Солнца не ожидалось. Город утопал в смоге несбыточной мечты о лете.
Она нервно куда-то собиралась, демонстративно швыряла тушь, тени, пудру, помаду в косметичку. Она противно и самолюбовательно чмокала напомаженными губами и щелкала пальцами, представляя себя испанской красавицей, совершенной и совершённой. Ее сердце дефрагментировлось на дольки и превращалось в грейпфрут. Уголки красногубой лучности скривились с преобладанием минорных осевых измерений, когда она одевала ботиночки, стильные, на меху, старые. Мех вытерся. Подошва начала отклеиваться. Эти ботиночки Он подарил Она на старте нежновзглядной кондиции жидкости одиночества в парообразность совместности. Она плюнула отчаянно окофеенной слюной на носок правого ботинка, провела пальцами по коже ботиночной, кожа еле слышно простонала коврику, лежавшему у двери, что близится момент имитационной силы и смена слоговой ударности характера любви.
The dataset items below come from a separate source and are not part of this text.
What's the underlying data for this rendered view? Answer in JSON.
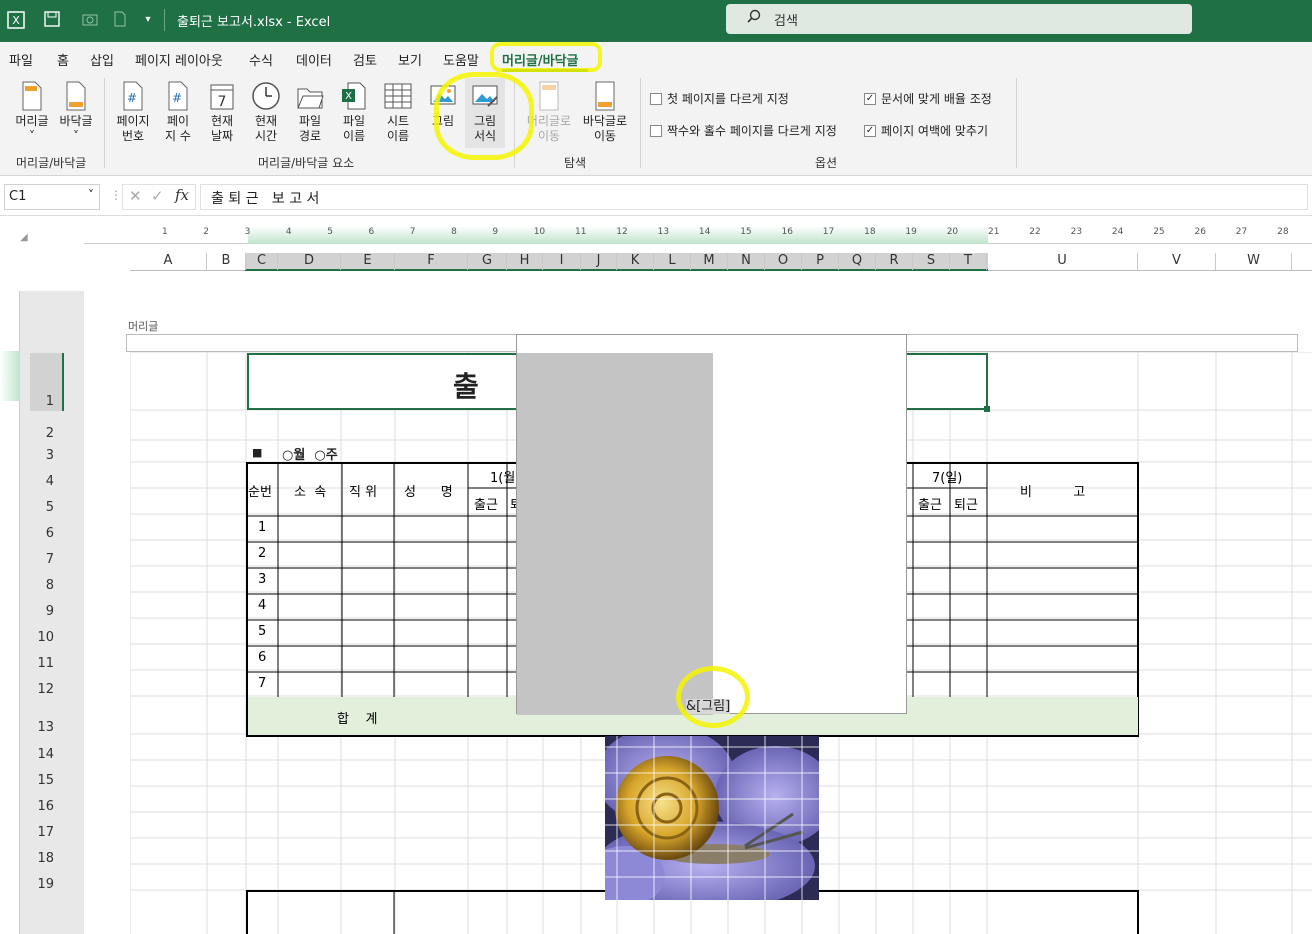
{
  "app": {
    "title": "출퇴근 보고서.xlsx  -  Excel",
    "search_placeholder": "검색"
  },
  "tabs": [
    "파일",
    "홈",
    "삽입",
    "페이지 레이아웃",
    "수식",
    "데이터",
    "검토",
    "보기",
    "도움말",
    "머리글/바닥글"
  ],
  "active_tab": "머리글/바닥글",
  "ribbon": {
    "buttons": [
      {
        "label1": "머리글",
        "label2": "˅"
      },
      {
        "label1": "바닥글",
        "label2": "˅"
      },
      {
        "label1": "페이지",
        "label2": "번호"
      },
      {
        "label1": "페이",
        "label2": "지 수"
      },
      {
        "label1": "현재",
        "label2": "날짜"
      },
      {
        "label1": "현재",
        "label2": "시간"
      },
      {
        "label1": "파일",
        "label2": "경로"
      },
      {
        "label1": "파일",
        "label2": "이름"
      },
      {
        "label1": "시트",
        "label2": "이름"
      },
      {
        "label1": "그림",
        "label2": ""
      },
      {
        "label1": "그림",
        "label2": "서식"
      },
      {
        "label1": "머리글로",
        "label2": "이동"
      },
      {
        "label1": "바닥글로",
        "label2": "이동"
      }
    ],
    "groups": [
      "머리글/바닥글",
      "머리글/바닥글 요소",
      "탐색",
      "옵션"
    ],
    "options": [
      {
        "label": "첫 페이지를 다르게 지정",
        "checked": false
      },
      {
        "label": "짝수와 홀수 페이지를 다르게 지정",
        "checked": false
      },
      {
        "label": "문서에 맞게 배율 조정",
        "checked": true
      },
      {
        "label": "페이지 여백에 맞추기",
        "checked": true
      }
    ]
  },
  "formula_bar": {
    "name_box": "C1",
    "formula": "출 퇴 근   보 고 서"
  },
  "columns": [
    "A",
    "B",
    "C",
    "D",
    "E",
    "F",
    "G",
    "H",
    "I",
    "J",
    "K",
    "L",
    "M",
    "N",
    "O",
    "P",
    "Q",
    "R",
    "S",
    "T",
    "U",
    "V",
    "W"
  ],
  "ruler_numbers": [
    "1",
    "2",
    "3",
    "4",
    "5",
    "6",
    "7",
    "8",
    "9",
    "10",
    "11",
    "12",
    "13",
    "14",
    "15",
    "16",
    "17",
    "18",
    "19",
    "20",
    "21",
    "22",
    "23",
    "24",
    "25",
    "26",
    "27",
    "28"
  ],
  "rows": [
    "1",
    "2",
    "3",
    "4",
    "5",
    "6",
    "7",
    "8",
    "9",
    "10",
    "11",
    "12",
    "13",
    "14",
    "15",
    "16",
    "17",
    "18",
    "19"
  ],
  "header_label": "머리글",
  "sheet": {
    "title_visible": "출  퇴",
    "period_mark": "■",
    "period_text": "○월  ○주",
    "col_no": "순번",
    "col_dept": "소  속",
    "col_rank": "직 위",
    "col_name": "성      명",
    "day1": "1(월",
    "day7": "7(일)",
    "in": "출근",
    "out": "퇴근",
    "out_short": "퇴",
    "remark": "비          고",
    "numbers": [
      "1",
      "2",
      "3",
      "4",
      "5",
      "6",
      "7"
    ],
    "total": "합    계"
  },
  "header_code": "&[그림]"
}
«Ты не любишь меня! Ты совсемммменя не любишь!» - зашвырнула она шиповостью многосложно-безударной в его колено.
Он все слышал. Лежал неподвижно. Его дыхание источало СОСтрадание и мятную мятую недостаточность.
Она молчала и ждала настойчиво его реакции.
Он слышал нечистоту ее дыхания. Грусть расползалась ртутно по комнате и коридорным плоскостям. Он проглотил осмысление полуторасекундное фактической непоправимости их индукционной частотной совместимости. Он слышал ее грейпфрутифшее сердце.  Она слушала скрип старых ботиночек.  Шило неукомплектованности бытийной острийно протаранило корку сердечную…в кровь вытек сок горький обиды, идентичный натуральному.
«Ты не ценишь меня!» - сквозняком оскорбительным проураганила она. От ее зрачковой вспышки кровоток плечной у него замер.
Вторая попытка провалилась. Он обьемно вздохнул, и комната, давно скучавшая по свежему воздуху, заполыхала томностью резкой хронической недостаточности.
«Я для тебя НИИИИКТООООО! Как можно? О чем я думала тогда? Ты – ГААААДкий и терпкий!» - добивала она. Горечь грейпфрутового мотива долечного имитировала сильнопозиционную СОСтоятельность. Катастрофическая одержимость психической акварельности не выдержала обратнопропорциональности темповокульминационной и прослезила глаза. Она замерла.  Была дана одна слеза на принятие решения, далее требовалось действие, ведущее по кривой к проложности.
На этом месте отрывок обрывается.